She doesn’t know her.
Lauren Weisberger’s 2003 roman à clef about her experiences working for Vogue didn’t ring any bells for Vogue Editor-in-Chief Anna Wintour.
A new biography about the 72-year-old editrix claims that she divulged to then-managing editor Laurie Jones that she didn’t know which of her previous assistants wrote the novel “The Devil Wears Prada.”
It was only when Weisberger’s book received the film-adaptation treatment in 2006 that Wintour started to finally pay attention.
Amy Odell, writer of the new book “Anna: The Biography,” described what went down when the fashion editor tried to remember who worked for her.
“On May 21, 2002, Women’s Wear Daily reported that ‘The Devil Wears Prada’ had sold to Doubleday for a reported $250,000. When Anna learned about the book, she said to [managing editor Laurie] Jones, ‘I cannot remember who that girl is,’ ” Odell penned, according to Entertainment Weekly.
The biography noted that Wintour went to a private screening of “The Devil Wears Prada” at the Paris Theater in New York City in 2006 before the flick premiered on June 30.
Wintour reportedly attended the showing, decked out in Prada. Director David Frankel allegedly overheard Wintour’s daughter, Bee Shaffer, telling her mom that the movie “really got” her character correct.

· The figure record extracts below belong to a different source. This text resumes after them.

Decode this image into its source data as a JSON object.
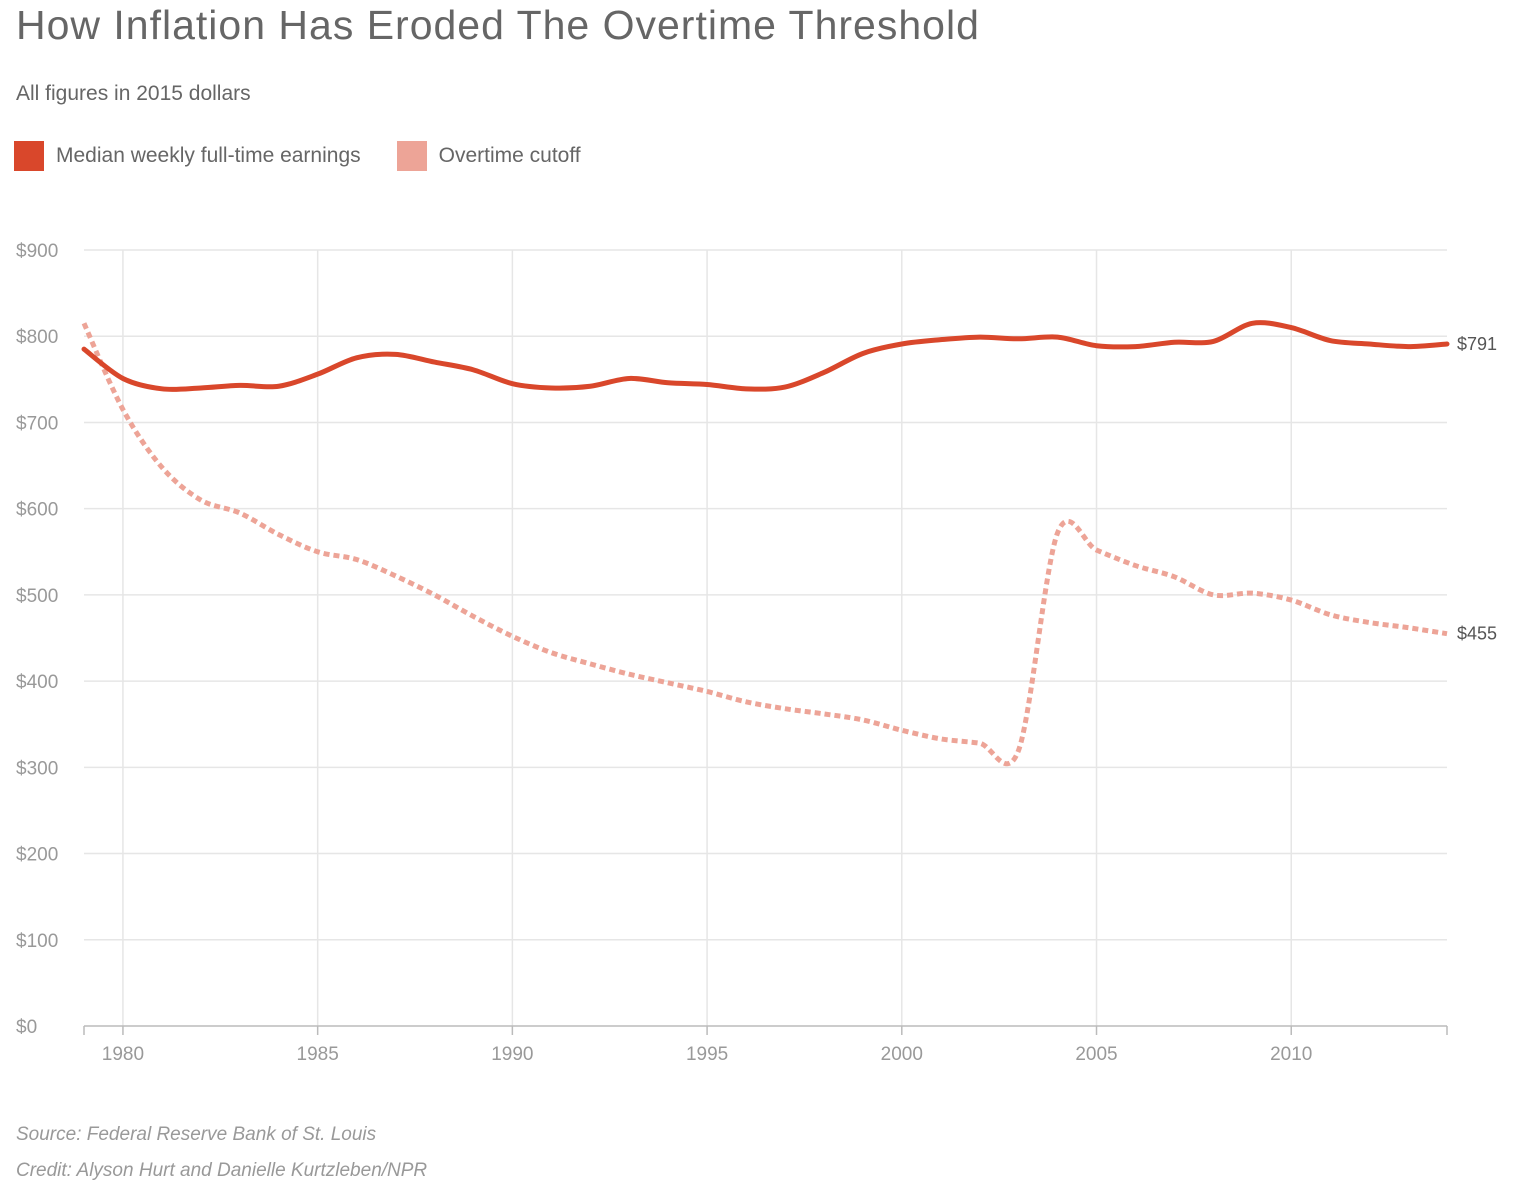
{
  "chart_data": {
    "type": "line",
    "title": "How Inflation Has Eroded The Overtime Threshold",
    "subtitle": "All figures in 2015 dollars",
    "xlim": [
      1979,
      2014
    ],
    "ylim": [
      0,
      900
    ],
    "x_ticks": [
      1980,
      1985,
      1990,
      1995,
      2000,
      2005,
      2010
    ],
    "x_tick_labels": [
      "1980",
      "1985",
      "1990",
      "1995",
      "2000",
      "2005",
      "2010"
    ],
    "y_ticks": [
      0,
      100,
      200,
      300,
      400,
      500,
      600,
      700,
      800,
      900
    ],
    "y_tick_labels": [
      "$0",
      "$100",
      "$200",
      "$300",
      "$400",
      "$500",
      "$600",
      "$700",
      "$800",
      "$900"
    ],
    "grid": true,
    "legend_position": "top-left",
    "series": [
      {
        "name": "Median weekly full-time earnings",
        "color": "#d9472b",
        "style": "solid",
        "x": [
          1979,
          1980,
          1981,
          1982,
          1983,
          1984,
          1985,
          1986,
          1987,
          1988,
          1989,
          1990,
          1991,
          1992,
          1993,
          1994,
          1995,
          1996,
          1997,
          1998,
          1999,
          2000,
          2001,
          2002,
          2003,
          2004,
          2005,
          2006,
          2007,
          2008,
          2009,
          2010,
          2011,
          2012,
          2013,
          2014
        ],
        "values": [
          785,
          751,
          739,
          740,
          743,
          742,
          756,
          775,
          779,
          770,
          761,
          745,
          740,
          742,
          751,
          746,
          744,
          739,
          741,
          758,
          780,
          791,
          796,
          799,
          797,
          799,
          789,
          788,
          793,
          794,
          815,
          810,
          795,
          791,
          788,
          791
        ],
        "end_label": "$791"
      },
      {
        "name": "Overtime cutoff",
        "color": "#eda497",
        "style": "dotted",
        "x": [
          1979,
          1980,
          1981,
          1982,
          1983,
          1984,
          1985,
          1986,
          1987,
          1988,
          1989,
          1990,
          1991,
          1992,
          1993,
          1994,
          1995,
          1996,
          1997,
          1998,
          1999,
          2000,
          2001,
          2002,
          2003,
          2004,
          2005,
          2006,
          2007,
          2008,
          2009,
          2010,
          2011,
          2012,
          2013,
          2014
        ],
        "values": [
          815,
          715,
          648,
          610,
          595,
          570,
          550,
          541,
          522,
          500,
          475,
          452,
          433,
          420,
          408,
          398,
          388,
          376,
          368,
          362,
          355,
          343,
          333,
          328,
          320,
          572,
          552,
          534,
          521,
          500,
          502,
          494,
          477,
          468,
          462,
          455
        ],
        "end_label": "$455"
      }
    ]
  },
  "source": "Source: Federal Reserve Bank of St. Louis",
  "credit": "Credit: Alyson Hurt and Danielle Kurtzleben/NPR"
}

Vogue contributing editor William Norwich also contributed to Odell’s book and was quoted saying that the Condé Nast director “really didn’t care about the book even after it spent six months on the New York Times’ best-seller list.”
According to Odell, Norwich added, ” ‘I don’t think Anna is as interested in the cultural phenomenon that she is as the rest of us are,’ he said. Anna has said to friends, ‘I’m so bored by me.’ This is one reason she doesn’t plan to ever write a memoir. Norwich explained, ‘She doesn’t want to stop working to reflect.’ “
A Vogue rep revealed to Entertainment Weekly in a statement that the biography was “written without Anna’s participation and, regrettably, she was not given the opportunity to fact check anything in it.”
The chick-lit dramedy film starred Meryl Streep as Miranda Priestly, a ruthless fashion magazine editor, and Anne Hathaway as Andy Sachs, a wide-eyed eager college graduate who lands a job as Priestly’s co-assistant, along with newcomer Emily Blunt.
Hathaway, 39, wasn’t the original choice to play Andy, according to Frankel. The cast gathered virtually for a 15-year reunion with Entertainment Weekly last year, where it was revealed that Rachel McAdams was the first choice for the role. But the “Mean Girls” star turned it down three times.
“The studio was very determined to have Rachel star in that movie,” Frankel said during the reunion. “And she was very determined not to do it.”
Streep, 72, noted at the time that she based her portrayal of Priestly on Clint Eastwood. “I saw Clint Eastwood run a set,” the Oscar winner said. “He’s someone that guys really respect, and he never raises his voice, ever; the one time that he did, it so terrified people for two weeks, they were traumatized . . . It was all up to them to have this reaction. I could just speak and be slightly nastier than I normally am.”